Éditorial : Le sens de l’Europe

 

En mai prochain, les électeurs des 27 États de l'Union européenne désigneront les 705 députés qui siègeront au parlement. Un rendez-vous majeur dont on pourrait attendre qu'il occupe les esprits et les débats. 

Et pourtant, nous le savons, il y aura presque immanquablement un mélange des genres : on parlera politique intérieure, choix gouvernementaux, stratégies municipales. 

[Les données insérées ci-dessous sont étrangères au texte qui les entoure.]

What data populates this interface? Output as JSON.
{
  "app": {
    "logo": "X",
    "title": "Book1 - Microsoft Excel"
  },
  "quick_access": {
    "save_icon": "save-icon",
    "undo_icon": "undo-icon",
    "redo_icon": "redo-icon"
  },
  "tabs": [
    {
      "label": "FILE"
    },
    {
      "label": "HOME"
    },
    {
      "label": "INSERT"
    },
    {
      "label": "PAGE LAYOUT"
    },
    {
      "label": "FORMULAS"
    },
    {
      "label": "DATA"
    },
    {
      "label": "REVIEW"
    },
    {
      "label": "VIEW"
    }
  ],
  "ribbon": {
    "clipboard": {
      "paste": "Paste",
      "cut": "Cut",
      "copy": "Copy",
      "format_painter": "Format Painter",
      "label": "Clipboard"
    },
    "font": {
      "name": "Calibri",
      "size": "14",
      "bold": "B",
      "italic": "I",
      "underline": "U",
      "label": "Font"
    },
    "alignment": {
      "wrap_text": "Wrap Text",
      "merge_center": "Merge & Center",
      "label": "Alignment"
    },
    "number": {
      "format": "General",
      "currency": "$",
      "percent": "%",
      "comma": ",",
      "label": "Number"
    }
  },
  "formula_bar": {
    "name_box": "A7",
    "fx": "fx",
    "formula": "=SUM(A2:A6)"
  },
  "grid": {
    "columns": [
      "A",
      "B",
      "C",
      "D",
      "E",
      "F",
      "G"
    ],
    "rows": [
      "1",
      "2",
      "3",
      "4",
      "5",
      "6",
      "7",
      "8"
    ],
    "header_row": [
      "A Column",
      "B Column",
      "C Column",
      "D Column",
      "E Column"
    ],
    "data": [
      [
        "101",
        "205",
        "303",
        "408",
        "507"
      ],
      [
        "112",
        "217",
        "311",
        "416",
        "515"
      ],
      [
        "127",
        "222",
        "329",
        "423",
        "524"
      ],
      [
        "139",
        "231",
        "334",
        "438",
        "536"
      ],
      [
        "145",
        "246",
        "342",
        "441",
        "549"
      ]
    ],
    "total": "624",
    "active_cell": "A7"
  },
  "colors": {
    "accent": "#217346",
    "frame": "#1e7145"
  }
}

On regrettera, comme à chaque fois, le manque d'intérêt de plus de 512 millions de citoyens pour le scrutin. On déplorera la complexité de l'Union européenne, son éloignement, la logique même de sa construction. 

On redira qu'on s'est trompé, qu'une monnaie commune seule ne pouvait prétendre fédérer, qu'il aurait fallu faire autrement. 

Et puis, probablement on rappellera quand même ce qu'on lui doit, à cette Union. 

Et on espèrera que la légitime gratitude à l'endroit de ses fondateurs et de ceux qui l’ont fait vivre suffira à la sauver des griffes d'un populisme vorace. 

Mais rien ne serait plus dommageable que de se contenter de cette approche. D'abord parce que ça ne suffit plus. 

Les apports réels de la construction européenne n'empêchent pas aujourd'hui la quête de sens. 

Ensuite parce qu'en limitant les débats à un raccourci "pro ou anti" nous aurions vite fait d'éteindre la voix de la Gauche, celle des sociaux démocrates. 

Elle est pourtant précieuse dans l'Europe d'aujourd'hui, cette voix qui dit la pertinence de l'échelon européen pour relever le défi climatique, celui de la sécurité, pour protéger les droits fondamentaux des citoyens européens, pour bâtir une politique migratoire conforme à nos valeurs humanistes. 

C'est le sens du travail que les socialistes ont conduit ces derniers mois et qui a permis l'émergence d'un texte largement voté par les militants la semaine dernière. 

C'est le sens qu'il nous faut désormais donner à la campagne qui va s'ouvrir. Redonner du sens à l'Europe pour "dépasser la coalition d'États" et véritablement "unir des hommes" conformément au vœu de Jean Monnet. Oui nous avons besoin de l'Europe et l'Europe a besoin de la Gauche.